Jane Dee Hull turned around and smiled at the two widows who were standing behind her.
"I'm happy to have this bill in front of me -- at last," the governor said, moments before she signed into law House Bill 2393. "I know how important this is to you and everyone else."
Judy Pykare and Joan Shafer nodded, their eyes welling with tears. The women lost their husbands to cancer in the 1990s, after Gary Pykare and Dick Shafer fought fires for years in Phoenix.
The men also had lost their cases at the Industrial Commission of Arizona seeking workers' compensation. That happened, in part, because the state didn't have a law that presumes a firefighter who contracts cancer got it on the job.
Now, it does. The new law specifies which cancers firefighters are vulnerable to, including leukemia, lymphoma, brain, bladder, rectal and colon. And it creates the job-related "presumption," a huge plus for firefighters who may seek workers' comp benefits.
New Times reported in 1988 that there was an unusually high number of local firefighters suffering from cancer. But showing a causal link between an exposure and a subsequently contracted cancer is tricky. And scientists still don't know exactly what happens when chemicals burn in fires. However, several studies showed a much higher rate of cancer in firefighters than in the rest of the population.

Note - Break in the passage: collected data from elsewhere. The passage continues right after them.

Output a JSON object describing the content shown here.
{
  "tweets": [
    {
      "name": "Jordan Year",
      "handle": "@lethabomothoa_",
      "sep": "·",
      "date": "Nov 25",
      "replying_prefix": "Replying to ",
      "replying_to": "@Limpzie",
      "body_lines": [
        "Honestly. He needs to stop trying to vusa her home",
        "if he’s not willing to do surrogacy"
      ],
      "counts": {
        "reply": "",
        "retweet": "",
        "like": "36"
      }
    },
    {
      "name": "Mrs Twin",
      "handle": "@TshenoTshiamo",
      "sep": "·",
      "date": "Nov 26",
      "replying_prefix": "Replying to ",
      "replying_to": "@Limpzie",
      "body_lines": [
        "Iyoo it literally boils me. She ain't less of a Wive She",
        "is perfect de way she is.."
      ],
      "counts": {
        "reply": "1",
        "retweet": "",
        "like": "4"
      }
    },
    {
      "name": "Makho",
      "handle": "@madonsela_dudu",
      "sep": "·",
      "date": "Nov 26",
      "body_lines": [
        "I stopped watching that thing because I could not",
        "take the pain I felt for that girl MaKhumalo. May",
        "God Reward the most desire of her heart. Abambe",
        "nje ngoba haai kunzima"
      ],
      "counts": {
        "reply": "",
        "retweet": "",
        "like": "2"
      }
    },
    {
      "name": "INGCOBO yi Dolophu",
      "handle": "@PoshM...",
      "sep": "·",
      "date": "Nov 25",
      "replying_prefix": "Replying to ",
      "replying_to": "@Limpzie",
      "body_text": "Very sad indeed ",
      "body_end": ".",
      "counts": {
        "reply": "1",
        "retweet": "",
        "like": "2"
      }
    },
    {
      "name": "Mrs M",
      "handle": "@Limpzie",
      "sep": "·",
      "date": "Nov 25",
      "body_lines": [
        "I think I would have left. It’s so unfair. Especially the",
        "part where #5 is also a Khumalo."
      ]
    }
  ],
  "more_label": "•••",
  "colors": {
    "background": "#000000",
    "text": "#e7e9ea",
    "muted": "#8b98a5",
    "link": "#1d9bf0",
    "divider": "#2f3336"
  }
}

Gary Pykare, for example, first contracted cancer in 1977 at the age of 36, more than a decade after he signed on with Phoenix Fire. In 1988, he filed a workers' compensation claim with the state, for what he claimed was "job-related" cancer. But the Industrial Commission rejected Pykare's claim.
Pykare, Shafer and others of their era wore canister masks at fires for years. Many of the veterans long resisted the safer scuba-type masks, believing their "toughness" would carry the day. Sometimes, it didn't.
Pykare, for one, died in May 1996, at the age of 54, of liposarcoma -- soft-tissue cancer.
Legislators had rejected the cancer-presumption law for more than a decade before this session. Fire union officials say the lawmakers rejected previous attempts largely because many of Arizona's largest employers feared higher insurance premiums and payoffs.
But this year proved to be different, in part because of Hull's historically close ties with Phoenix firefighters (the union has supported her politically for years).
"We've wanted this law for a long time," says Mike Bilecki, a top Hull aide who also is a longtime Phoenix firefighter.